What I have found in the nearly two years since I’ve been almost veg (I have continued to eat fish from time to time and if there’s chicken broth in something, I might have a bite) is that the “flexitarian lifestyle” if you will is more popular than I thought and it seems to be growing.  It might be the circles I run in now… the crunchy New Englanders who hold advanced degrees, sip lattes, do yoga, go hiking, etc seem much more likely be meat-free (or nearly) than the Marylanders I spent four years with or the tri-staters I went to college with.  I can’t recall a single vegetarian from childhood!  But part of me wonders how much of it is simply increased awareness (I assume that there are more vegetarians in Maryland now than there were three years ago, right?.  The books I’ve read that have encouraged less meat-eating are, after all, New York Times Bestsellers.  There’s got to be something to that, right? 

When people ask me why I don’t eat meat, it’s often hard to answer because I don’t like to sound preachy about it but I DO want to help reduce our nation’s consumption of unhealthy, unsustainable, factory-farmed meat, so I can’t help it anymore; I must soapbox from time to time.  I simply feel the need to spread information.  I’m getting more passionate about it than I ever thought I would.  I want locavore, vegetarian, vegan, raw, flexetarian, pescetarian, and other alternative eating practices to become less “alternative.”  I want to see more veg-friendly options on menus everywhere!  And the more I talk to people about the reasons to at least cut down on meat, the more receptive everyone seems.  I’m often surprised when a coworker or new friend tells me they don’t eat meat either, but the novelty’s wearing off and it’s exciting. 

With more information out there in easy to consume formats (from books and movies to newspaper and magazine articles, people are learning the shocking reality of the impact their daily food choices make on their bodies, the planet, and on humanity as a whole.  
Enough with the factory farms!  Enough with corporate greed!  Enough with pollution and inefficiency! 
Thank you Michael Pollan.  Thank you Ellen Degeneres.  Thank you PETA.  Thank you Jonathan Saffron Foer.  Thank you Jamie Oliver (and ABC)!
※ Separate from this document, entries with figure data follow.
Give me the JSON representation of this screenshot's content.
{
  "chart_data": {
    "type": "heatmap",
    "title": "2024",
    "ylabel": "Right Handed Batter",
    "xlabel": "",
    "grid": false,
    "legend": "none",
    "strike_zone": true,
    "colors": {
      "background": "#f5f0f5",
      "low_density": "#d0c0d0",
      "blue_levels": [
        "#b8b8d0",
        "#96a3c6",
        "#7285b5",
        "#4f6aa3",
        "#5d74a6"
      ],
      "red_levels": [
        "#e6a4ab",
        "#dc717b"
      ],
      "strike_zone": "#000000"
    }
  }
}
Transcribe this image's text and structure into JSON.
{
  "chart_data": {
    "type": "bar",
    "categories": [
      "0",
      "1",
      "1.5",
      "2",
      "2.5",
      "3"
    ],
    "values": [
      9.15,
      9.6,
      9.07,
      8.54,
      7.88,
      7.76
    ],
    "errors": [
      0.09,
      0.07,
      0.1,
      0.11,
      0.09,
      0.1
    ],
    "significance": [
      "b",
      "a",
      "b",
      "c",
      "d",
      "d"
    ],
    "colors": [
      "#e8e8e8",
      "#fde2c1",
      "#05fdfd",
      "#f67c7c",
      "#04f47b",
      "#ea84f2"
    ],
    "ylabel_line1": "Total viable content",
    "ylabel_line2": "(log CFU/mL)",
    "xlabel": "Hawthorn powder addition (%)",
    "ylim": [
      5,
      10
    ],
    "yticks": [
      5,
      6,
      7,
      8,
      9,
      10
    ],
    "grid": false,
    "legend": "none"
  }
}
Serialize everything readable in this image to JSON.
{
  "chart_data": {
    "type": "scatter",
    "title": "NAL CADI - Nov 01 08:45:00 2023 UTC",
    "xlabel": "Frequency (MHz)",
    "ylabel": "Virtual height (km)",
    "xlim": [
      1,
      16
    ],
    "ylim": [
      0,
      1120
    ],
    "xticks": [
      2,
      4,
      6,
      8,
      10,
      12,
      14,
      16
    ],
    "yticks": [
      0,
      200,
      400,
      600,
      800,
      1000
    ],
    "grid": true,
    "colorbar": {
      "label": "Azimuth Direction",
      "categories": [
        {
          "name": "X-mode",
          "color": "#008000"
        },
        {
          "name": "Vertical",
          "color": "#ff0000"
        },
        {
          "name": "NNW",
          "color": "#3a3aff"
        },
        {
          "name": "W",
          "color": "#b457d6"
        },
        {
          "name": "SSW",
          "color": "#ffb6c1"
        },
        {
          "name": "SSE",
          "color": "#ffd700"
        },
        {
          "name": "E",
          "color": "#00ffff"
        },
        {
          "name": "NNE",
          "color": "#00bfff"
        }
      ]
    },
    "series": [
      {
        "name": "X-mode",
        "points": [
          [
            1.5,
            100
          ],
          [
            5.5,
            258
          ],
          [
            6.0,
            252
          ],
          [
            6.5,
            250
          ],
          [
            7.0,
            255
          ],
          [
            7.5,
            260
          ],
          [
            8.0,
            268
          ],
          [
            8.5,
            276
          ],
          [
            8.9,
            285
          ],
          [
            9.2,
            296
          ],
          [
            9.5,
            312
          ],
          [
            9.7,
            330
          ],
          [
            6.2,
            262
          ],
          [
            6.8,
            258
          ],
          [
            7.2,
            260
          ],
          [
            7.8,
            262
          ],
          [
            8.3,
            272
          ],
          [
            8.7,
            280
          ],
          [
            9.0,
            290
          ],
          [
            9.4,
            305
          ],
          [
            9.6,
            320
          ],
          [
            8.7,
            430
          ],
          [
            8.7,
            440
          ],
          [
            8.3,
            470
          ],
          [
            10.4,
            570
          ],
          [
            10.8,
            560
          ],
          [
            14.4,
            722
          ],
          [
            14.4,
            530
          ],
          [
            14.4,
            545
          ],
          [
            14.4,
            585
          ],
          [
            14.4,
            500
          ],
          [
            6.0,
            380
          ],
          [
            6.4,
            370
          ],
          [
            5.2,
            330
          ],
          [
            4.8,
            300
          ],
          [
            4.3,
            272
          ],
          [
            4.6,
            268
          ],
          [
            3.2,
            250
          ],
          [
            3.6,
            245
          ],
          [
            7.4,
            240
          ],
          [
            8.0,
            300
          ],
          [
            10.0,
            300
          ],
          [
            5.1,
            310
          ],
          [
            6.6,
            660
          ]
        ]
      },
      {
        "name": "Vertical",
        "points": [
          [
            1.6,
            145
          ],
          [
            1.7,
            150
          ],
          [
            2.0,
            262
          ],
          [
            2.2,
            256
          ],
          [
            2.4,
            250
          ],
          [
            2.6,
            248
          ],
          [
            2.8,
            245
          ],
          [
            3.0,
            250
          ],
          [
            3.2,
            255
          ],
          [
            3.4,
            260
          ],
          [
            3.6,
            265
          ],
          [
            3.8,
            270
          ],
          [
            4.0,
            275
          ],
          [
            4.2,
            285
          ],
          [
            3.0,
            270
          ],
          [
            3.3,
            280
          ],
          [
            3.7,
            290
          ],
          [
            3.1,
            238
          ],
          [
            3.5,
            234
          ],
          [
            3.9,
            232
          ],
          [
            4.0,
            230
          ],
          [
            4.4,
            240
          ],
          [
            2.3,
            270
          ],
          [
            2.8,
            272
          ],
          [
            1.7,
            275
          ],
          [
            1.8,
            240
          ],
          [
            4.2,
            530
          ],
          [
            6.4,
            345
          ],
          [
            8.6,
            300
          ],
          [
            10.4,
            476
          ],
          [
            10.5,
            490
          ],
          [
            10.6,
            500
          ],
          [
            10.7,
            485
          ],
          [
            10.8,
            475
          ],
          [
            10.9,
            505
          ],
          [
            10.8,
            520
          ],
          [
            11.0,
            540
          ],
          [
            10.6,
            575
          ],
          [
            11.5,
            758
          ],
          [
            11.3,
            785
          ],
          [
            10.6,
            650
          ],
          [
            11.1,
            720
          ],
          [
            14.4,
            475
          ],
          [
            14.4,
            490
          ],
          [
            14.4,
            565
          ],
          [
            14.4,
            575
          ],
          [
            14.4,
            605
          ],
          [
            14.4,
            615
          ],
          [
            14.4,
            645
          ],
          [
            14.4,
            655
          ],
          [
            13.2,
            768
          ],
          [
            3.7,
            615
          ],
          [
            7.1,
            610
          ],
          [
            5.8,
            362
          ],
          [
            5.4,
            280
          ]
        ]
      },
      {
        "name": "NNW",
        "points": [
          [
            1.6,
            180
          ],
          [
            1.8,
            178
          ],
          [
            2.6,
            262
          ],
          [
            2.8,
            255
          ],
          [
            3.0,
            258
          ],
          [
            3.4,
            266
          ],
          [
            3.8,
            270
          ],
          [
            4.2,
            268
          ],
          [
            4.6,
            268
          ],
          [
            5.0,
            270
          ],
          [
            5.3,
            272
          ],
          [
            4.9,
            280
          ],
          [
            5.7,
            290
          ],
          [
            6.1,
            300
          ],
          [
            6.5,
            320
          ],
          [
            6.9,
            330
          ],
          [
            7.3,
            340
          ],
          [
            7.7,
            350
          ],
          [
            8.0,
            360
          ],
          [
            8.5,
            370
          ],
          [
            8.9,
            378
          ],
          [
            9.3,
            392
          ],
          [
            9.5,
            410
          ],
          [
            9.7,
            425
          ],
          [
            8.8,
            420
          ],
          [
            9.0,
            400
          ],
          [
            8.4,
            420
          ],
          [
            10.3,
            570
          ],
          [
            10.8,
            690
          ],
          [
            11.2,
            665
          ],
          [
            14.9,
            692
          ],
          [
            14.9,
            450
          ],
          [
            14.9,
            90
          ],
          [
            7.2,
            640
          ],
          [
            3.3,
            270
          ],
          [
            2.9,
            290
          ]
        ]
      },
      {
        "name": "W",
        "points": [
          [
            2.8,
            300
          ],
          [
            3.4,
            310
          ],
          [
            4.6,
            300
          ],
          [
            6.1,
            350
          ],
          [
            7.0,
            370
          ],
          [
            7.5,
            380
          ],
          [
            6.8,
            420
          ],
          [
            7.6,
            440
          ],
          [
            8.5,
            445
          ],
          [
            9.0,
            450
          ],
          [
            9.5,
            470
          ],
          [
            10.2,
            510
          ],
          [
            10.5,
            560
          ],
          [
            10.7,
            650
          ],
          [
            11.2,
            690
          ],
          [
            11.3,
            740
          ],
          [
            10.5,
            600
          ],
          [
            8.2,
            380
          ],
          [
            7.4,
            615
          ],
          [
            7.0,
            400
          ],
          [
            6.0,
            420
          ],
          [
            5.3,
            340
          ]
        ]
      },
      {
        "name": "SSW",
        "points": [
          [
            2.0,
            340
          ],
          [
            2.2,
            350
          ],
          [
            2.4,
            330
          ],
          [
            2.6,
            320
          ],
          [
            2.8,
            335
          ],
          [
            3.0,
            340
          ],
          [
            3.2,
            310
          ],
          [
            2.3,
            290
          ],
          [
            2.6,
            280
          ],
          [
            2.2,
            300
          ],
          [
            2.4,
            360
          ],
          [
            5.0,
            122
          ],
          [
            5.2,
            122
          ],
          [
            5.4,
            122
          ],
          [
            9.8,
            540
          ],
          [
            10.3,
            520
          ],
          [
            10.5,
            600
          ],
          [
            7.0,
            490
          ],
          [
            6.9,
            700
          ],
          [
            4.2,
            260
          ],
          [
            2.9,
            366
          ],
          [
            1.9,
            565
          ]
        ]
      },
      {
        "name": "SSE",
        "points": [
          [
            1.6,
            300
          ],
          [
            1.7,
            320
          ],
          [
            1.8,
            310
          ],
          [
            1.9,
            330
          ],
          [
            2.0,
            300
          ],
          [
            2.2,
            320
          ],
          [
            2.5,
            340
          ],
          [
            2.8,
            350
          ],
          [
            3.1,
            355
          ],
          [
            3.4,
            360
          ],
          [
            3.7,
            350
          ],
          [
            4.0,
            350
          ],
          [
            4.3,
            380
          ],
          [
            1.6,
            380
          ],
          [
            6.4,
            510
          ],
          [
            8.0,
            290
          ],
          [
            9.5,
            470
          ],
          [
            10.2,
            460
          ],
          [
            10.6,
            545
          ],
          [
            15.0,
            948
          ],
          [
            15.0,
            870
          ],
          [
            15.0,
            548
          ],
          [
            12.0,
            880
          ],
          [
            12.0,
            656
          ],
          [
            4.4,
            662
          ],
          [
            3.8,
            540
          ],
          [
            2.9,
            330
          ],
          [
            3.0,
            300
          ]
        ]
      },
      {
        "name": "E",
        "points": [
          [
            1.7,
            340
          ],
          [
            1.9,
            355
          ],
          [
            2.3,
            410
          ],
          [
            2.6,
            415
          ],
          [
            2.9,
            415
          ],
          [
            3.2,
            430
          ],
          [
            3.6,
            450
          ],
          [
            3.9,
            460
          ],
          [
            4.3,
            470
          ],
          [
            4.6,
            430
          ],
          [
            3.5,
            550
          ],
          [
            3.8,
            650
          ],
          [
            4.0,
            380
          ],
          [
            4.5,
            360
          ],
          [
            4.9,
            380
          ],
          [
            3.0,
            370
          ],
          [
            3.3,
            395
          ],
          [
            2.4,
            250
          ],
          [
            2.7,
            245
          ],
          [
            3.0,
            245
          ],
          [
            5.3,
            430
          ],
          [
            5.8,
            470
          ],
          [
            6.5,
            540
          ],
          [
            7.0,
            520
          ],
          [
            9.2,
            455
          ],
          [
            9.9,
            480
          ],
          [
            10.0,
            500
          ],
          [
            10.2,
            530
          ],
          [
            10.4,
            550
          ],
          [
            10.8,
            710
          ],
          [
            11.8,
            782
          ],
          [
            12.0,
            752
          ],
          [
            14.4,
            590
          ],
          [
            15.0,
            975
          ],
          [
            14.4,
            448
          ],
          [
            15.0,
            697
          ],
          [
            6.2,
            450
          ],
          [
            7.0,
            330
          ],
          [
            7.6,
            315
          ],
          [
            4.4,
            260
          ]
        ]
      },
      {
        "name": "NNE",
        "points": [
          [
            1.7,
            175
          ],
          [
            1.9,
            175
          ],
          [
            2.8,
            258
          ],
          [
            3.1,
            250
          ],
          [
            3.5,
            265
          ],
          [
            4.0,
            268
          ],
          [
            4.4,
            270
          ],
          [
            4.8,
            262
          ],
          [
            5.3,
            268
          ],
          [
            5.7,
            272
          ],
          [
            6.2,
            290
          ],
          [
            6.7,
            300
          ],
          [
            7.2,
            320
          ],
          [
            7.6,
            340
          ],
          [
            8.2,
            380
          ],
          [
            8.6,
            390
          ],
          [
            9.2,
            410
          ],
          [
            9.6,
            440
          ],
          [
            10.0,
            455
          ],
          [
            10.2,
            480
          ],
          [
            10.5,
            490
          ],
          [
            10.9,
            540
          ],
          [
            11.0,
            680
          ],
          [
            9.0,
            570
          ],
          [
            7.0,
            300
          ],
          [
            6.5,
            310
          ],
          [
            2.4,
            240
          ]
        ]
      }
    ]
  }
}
Believe it or not, WE, the American public, want MORE information!  You might think we prefer ignorance but when schools call Pizza two servings of whole grains and a serving of veggies… we’ve got issues and thanks to people like the ones I just mentioned, I think we’re starting to realize it. 

The BIG Questions:
When will another talk show host quit meat and talk about their decision publicly? 
When will we realize that our chicken isn’t really even chicken anymore (it’s 11% dirty water!)? 
That our turkeys (yeah, the ones that provide our “healthy lunchmeat) can’t mate?
And that our pigs are boiled alive all in the name of bacon? 
When will we WAKE up and realize that the reason our daughters start menstruating earlier and earlier every year might have SOMETHING to do with the growth hormones in the milk and that the GMO SOY that’s now in EVERYTHING is having unknown effects on breast cancer rates and expression of male gene sequences? 

The answers:
When the nightly news starts going undercover at factory farms.
When there’s a documentary about food nominated for an Oscar EVERY year.
When we see mutated chicken on the front cover of TIME and Newsweek.
When reporters start digging into the farm bills and really start to question the USDA and the FDA!
When we have so much information staring us in the face EVERY day that we can’t chose to ignore it anymore!